Church and religious organizations Audit Process

religious organization can be audited like any other exempt organizations and I’ve outlined the nonprofit IRS audit process in detail. However the sequence of the audit process for a church is a little different:

  1. If the reasonable belief requirement is met, the IRS must begin an inquiry by providing a church with written notice containing an explanation of its concerns.
  2. The church is allowed a reasonable period in which to respond by furnishing a written explanation to alleviate IRS concerns.
  3. If the church fails to respond within the required time, or if its response is not sufficient to alleviate IRS concerns, the IRS may, generally within 90 days, issue a second notice, informing the church of the need to examine its books and records.
  4. After issuance of a second notice, but before commencement of an examination of its books and records, the church may request a conference with an IRS official to discuss IRS concerns. The second notice will contain a copy of all documents collected or prepared by the IRS for use in the examination and subject to disclosure under the Freedom of Information Act, as supplemented by IRC Section 6103 relating to disclosure and confidentiality of tax return information.

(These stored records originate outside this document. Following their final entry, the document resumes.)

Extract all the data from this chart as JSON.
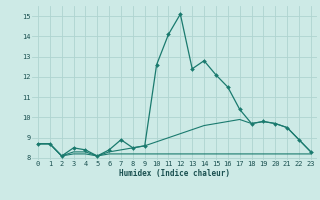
{
  "xlabel": "Humidex (Indice chaleur)",
  "background_color": "#cdeae6",
  "grid_color": "#afd4d0",
  "line_color": "#1a7a6e",
  "x_main": [
    0,
    1,
    2,
    3,
    4,
    5,
    6,
    7,
    8,
    9,
    10,
    11,
    12,
    13,
    14,
    15,
    16,
    17,
    18,
    19,
    20,
    21,
    22,
    23
  ],
  "y_main": [
    8.7,
    8.7,
    8.1,
    8.5,
    8.4,
    8.1,
    8.4,
    8.9,
    8.5,
    8.6,
    12.6,
    14.1,
    15.1,
    12.4,
    12.8,
    12.1,
    11.5,
    10.4,
    9.7,
    9.8,
    9.7,
    9.5,
    8.9,
    8.3
  ],
  "y_flat": [
    8.7,
    8.7,
    8.1,
    8.2,
    8.2,
    8.1,
    8.2,
    8.2,
    8.2,
    8.2,
    8.2,
    8.2,
    8.2,
    8.2,
    8.2,
    8.2,
    8.2,
    8.2,
    8.2,
    8.2,
    8.2,
    8.2,
    8.2,
    8.2
  ],
  "y_slope": [
    8.7,
    8.7,
    8.1,
    8.3,
    8.3,
    8.1,
    8.3,
    8.4,
    8.5,
    8.6,
    8.8,
    9.0,
    9.2,
    9.4,
    9.6,
    9.7,
    9.8,
    9.9,
    9.7,
    9.8,
    9.7,
    9.5,
    8.9,
    8.3
  ],
  "ylim": [
    7.9,
    15.5
  ],
  "xlim": [
    -0.5,
    23.5
  ],
  "yticks": [
    8,
    9,
    10,
    11,
    12,
    13,
    14,
    15
  ],
  "xticks": [
    0,
    1,
    2,
    3,
    4,
    5,
    6,
    7,
    8,
    9,
    10,
    11,
    12,
    13,
    14,
    15,
    16,
    17,
    18,
    19,
    20,
    21,
    22,
    23
  ]
}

  5. Generally, examination of a church’s books and records must be completed within two years from the date of the second notice from the IRS.
    If at any time during the inquiry process the church supplies information sufficient to alleviate the concerns of the IRS, the matter will be closed without examination of the church’s books and records. There are additional safeguards for the protection of churches under IRC Section 7611. For example, the IRS can’t begin a subsequent examination of a church for a five-year period unless the previous examination resulted in a revocation, notice of deficiency or assessment or a request for a significant change in church operations, including a significant change in accounting practices.